The economy has suffered its first annual decline in Gross Domestic Product in 17 years. Statistics New Zealand said today GDP for the year to March shrank 1 percent.

That was the first annual decline in economic activity since mid-1992. This came as the recession continued for a fifth straight quarter during the March quarter, with the economy also shrinking 1 percent in the quarter, as manufacturing and household spending was hammered.

Economists’ forecasts ranged from a drop of 0.5 percent to 1 percent for the March quarter. ASB economist Jane Turner said today’s data indicated that the underlying momentum in the economy was weaker than previously thought. “The risks to the growth and inflation outlook definitely remain skewed to the downside,” Turner said.

“Green shoots may be appearing in the housing market, [but] they are conspicuously absent in other sectors.” Statistics New Zealand figures also show manufacturing activity down a massive 7.2 percent in the March quarter.
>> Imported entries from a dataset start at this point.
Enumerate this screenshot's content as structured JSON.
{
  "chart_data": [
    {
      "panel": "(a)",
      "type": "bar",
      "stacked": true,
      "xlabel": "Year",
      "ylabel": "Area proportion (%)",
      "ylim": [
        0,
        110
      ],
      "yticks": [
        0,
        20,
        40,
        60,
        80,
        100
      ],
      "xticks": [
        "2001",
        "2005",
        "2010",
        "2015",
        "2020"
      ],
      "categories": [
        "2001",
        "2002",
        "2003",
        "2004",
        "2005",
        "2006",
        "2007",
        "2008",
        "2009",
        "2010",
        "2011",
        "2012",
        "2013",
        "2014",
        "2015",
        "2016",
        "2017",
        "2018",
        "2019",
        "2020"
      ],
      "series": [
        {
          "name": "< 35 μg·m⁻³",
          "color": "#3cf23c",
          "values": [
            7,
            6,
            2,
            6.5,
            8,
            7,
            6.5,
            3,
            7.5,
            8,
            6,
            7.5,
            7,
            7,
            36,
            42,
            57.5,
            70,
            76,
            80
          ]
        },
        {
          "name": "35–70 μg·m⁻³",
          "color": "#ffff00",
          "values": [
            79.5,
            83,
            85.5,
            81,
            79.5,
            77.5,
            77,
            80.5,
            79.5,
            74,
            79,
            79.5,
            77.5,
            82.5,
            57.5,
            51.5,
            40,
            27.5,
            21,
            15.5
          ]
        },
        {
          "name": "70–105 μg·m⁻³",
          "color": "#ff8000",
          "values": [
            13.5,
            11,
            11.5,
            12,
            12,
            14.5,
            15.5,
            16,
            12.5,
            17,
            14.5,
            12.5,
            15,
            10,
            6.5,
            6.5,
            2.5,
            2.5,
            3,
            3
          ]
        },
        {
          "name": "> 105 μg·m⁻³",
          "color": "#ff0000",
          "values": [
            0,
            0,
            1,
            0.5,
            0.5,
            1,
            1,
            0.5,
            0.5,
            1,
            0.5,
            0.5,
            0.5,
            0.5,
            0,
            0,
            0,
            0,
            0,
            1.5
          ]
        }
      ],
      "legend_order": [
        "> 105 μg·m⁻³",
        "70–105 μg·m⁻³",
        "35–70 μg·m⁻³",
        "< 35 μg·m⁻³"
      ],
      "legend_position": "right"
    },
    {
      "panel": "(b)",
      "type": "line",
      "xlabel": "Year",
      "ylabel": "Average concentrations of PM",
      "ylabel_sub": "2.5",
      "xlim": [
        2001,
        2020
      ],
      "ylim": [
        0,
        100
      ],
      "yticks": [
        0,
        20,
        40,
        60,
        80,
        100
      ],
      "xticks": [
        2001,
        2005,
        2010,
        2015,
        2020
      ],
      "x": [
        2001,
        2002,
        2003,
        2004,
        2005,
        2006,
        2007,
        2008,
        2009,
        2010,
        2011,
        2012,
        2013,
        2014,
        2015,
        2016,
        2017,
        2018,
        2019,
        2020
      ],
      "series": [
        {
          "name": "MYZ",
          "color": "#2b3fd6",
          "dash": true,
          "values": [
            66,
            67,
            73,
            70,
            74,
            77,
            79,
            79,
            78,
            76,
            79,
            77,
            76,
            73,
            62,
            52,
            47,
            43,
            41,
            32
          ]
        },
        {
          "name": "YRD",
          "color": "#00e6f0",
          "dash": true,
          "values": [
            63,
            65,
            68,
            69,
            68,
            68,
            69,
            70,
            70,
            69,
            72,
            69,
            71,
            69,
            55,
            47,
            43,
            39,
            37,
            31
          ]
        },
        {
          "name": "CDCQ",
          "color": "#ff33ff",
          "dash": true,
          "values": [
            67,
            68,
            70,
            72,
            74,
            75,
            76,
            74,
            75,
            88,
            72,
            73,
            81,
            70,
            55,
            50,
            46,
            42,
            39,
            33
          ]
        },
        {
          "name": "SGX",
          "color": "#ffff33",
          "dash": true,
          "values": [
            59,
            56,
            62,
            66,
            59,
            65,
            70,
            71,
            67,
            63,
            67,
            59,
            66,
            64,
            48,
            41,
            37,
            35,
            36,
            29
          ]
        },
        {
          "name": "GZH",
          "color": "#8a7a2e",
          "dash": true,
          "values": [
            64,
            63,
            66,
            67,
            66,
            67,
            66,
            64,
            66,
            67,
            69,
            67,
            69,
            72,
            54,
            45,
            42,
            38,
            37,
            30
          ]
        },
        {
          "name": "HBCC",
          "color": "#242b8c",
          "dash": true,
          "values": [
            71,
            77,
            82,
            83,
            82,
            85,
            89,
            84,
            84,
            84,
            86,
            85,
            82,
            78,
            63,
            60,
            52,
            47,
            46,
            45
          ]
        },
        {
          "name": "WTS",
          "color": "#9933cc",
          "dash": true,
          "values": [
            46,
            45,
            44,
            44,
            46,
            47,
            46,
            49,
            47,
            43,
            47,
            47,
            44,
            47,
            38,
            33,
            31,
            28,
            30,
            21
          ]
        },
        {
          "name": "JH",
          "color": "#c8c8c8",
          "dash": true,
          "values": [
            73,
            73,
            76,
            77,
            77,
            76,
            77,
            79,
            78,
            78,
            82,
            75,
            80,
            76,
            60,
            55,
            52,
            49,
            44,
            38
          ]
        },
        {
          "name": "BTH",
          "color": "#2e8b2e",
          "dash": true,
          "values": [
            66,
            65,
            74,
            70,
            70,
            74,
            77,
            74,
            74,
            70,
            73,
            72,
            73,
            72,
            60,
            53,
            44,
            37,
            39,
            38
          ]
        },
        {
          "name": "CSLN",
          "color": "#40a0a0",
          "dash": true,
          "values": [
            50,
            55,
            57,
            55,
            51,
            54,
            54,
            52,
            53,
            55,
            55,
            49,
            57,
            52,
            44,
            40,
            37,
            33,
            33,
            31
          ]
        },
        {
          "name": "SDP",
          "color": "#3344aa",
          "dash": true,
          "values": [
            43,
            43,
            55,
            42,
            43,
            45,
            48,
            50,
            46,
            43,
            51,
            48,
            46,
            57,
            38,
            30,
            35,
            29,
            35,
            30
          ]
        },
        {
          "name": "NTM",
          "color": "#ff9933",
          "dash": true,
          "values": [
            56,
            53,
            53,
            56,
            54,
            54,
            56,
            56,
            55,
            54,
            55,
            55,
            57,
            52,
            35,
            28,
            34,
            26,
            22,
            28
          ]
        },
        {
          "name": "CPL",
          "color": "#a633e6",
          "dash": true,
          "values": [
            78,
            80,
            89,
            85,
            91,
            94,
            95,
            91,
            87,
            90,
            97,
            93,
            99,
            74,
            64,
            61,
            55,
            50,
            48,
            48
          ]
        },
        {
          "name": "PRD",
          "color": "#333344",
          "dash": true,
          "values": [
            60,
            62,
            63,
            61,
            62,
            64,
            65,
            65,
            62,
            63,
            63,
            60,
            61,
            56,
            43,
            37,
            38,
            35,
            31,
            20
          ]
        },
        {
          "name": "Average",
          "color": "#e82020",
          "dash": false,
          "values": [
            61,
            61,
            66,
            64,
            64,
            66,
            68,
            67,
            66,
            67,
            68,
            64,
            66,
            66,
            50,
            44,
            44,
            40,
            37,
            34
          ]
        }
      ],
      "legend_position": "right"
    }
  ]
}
Household spending fell 1.4 percent in the three months, the biggest slump in spending since the 1991 recession. The fall was seen mainly in sales of cars, furniture, and big appliances. Business investment in plant and machinery was also down heavily in the quarter, falling 6.1 percent.

The biggest annual impact on GDP came from the construction sector, down almost 9 percent for the year, while manufacturing fell more than 5 percent in the year to March 2009, compared with the year to March 2008. TD Securities senior strategist Annette Beacher said she expected rising unemployment and a steep fall in farmers incomes to “smash” what green shoots there were in the economy and “inflame” the New Zealand dollar.

Beacher said there was ample scope for the Reserve Bank to lower the Official Cash Rate to 2 percent from 2.5 percent in an attempt to shore up growth. The recession began at the start of last year, and is expected to continue for its six quarter into the June quarter just ending.

But the downturn may run for the rest of the year, according to economists. Six quarters of recession would be the longest downturn since the early 1990s. Only the mid-1970s crunch was longer in the post-World War II period.

An economic recovery is not expected till late this year or into next as the benefits of lower mortgage rates, April’s tax cut and greater government spending take effect. But the recovery is expected to be fragile. Consumers are shying away from big purchases, cutting their debt and saving more.

However, figures earlier this week showed net migration rising, as far fewer people left New Zealand. The net gain from migration was 11,200 over the last 12 months according to Statistics NZ figures out on Monday, the highest annual inflow since 2007. That was more than double the net annual gain just six months ago.

That is expected to give the housing market and retail sales some support, despite rising unemployment. Meanwhile, the US economy tumbled at a 5.5 percent annualised pace in the first quarter, but appears to be doing better than it was.

The revised reading on gross domestic product, showed the economy from January through March didn’t fall as deeply as the 5.7 percent annualized decline reported a month ago. In the final quarter of last year, the US economy plunged at a 6.3 percent annualized pace, the most in a quarter-century.